Il grande attore ha raccontato in Tv quei momenti di disperazione per la perdita del figlio.
Colpito da un aneurisma.
«Quando morì mio figlio dissi: ora sta meglio lui di noi».
È lo stesso Giancarlo Giannini a parlare, intervistato da Rai2.
Ha voluto ricordare Lorenzo, il suo primo figlio, scomparso in giovanissima età.
«Se n’è andato per un aneurisma, non so neanche come si chiami, voglio anche cancellare questa parola, è una vena che scoppia», ha aggiunto e ha specificato che quel giorno nefasto
«ero a Milano, stavo facendo un film con Gassman. Presi un aereo e capii che forse non c’era più nulla da fare.

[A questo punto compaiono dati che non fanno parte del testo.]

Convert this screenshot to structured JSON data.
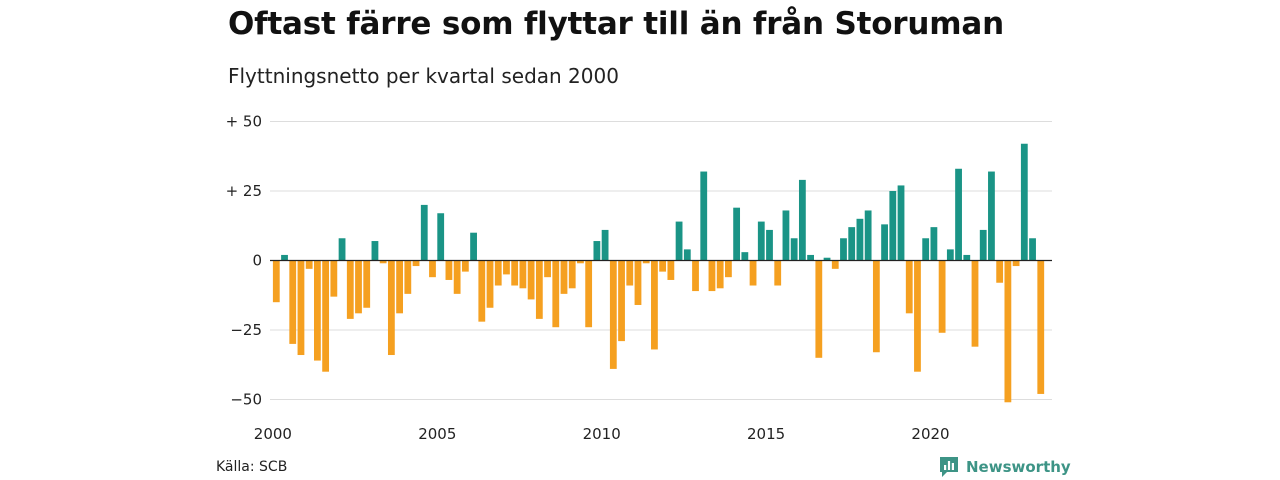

L’unica cosa che potevo fare era quello in cui credo, io credo nel mistero, io credo in Dio, prego la notte sempre, sono fatto così. E quindi credo anche che la morte non sia questa cosa terribile. Certo è terribile per chi ci lascia, che è quello che si dice sempre “perché lui e non io?”. Vedere morire un figlio è una cosa terribile, però devi anche scontrarti con chi hai vicino. Mi ricordo che dissi a Flavia “sta meglio lui di noi”, perché ci credo, ci credo nelle cose, quindi l’ho detto anche con sincerità. E lì se non hai, quello che si dice in semplici parole “i piedi per terra”? Noi siamo degli uomini, siamo delle piccole cose, meravigliose però eh, meravigliose! Se tu riesci a stabilire dentro di te un mistero, il senso del mistero? Che cos’è il mistero? Una parola difficile… però non devi penetrarlo, perché non ce la farai mai».
Giancarlo Giannini si lascia, poi, sedurre dai ricordi, quando da bambino voleva fuggire dalla guerra:
«L’ho vissuta, nel modo più violento: cannonate da una parte, bozzoli di cannoni? Sono immagini, avevo solo 2 o 3 anni io, però le ho vissute, ce le ho ancora negli occhi». Del conflitto in Ucraina afferma: «Le guerre, se uno vuole la pace, non si fanno con le armi».
E alla domanda se in queste settimane riesce a guardare tutte le atroci immagini che arrivano in Tv, l’attore replica:
«Da un po’ di tempo le guardo di meno, preferisco non vederle, perché so cosa vuol dire e perché la guerra è una delle cose più stronze che si possa fare, ecco l’uomo non può? Eppure c’è e non è che è nata ieri, è da quando è nato l’uomo che si fanno le guerre, no? L’unica cosa che posso dire è che la pace, se uno la vuole, non si fa con le armi».
«Cerchiamo di trovare un modo più semplice per evitare di attizzare quel carbone di mia nonna», che serviva per «per accendere il fuoco».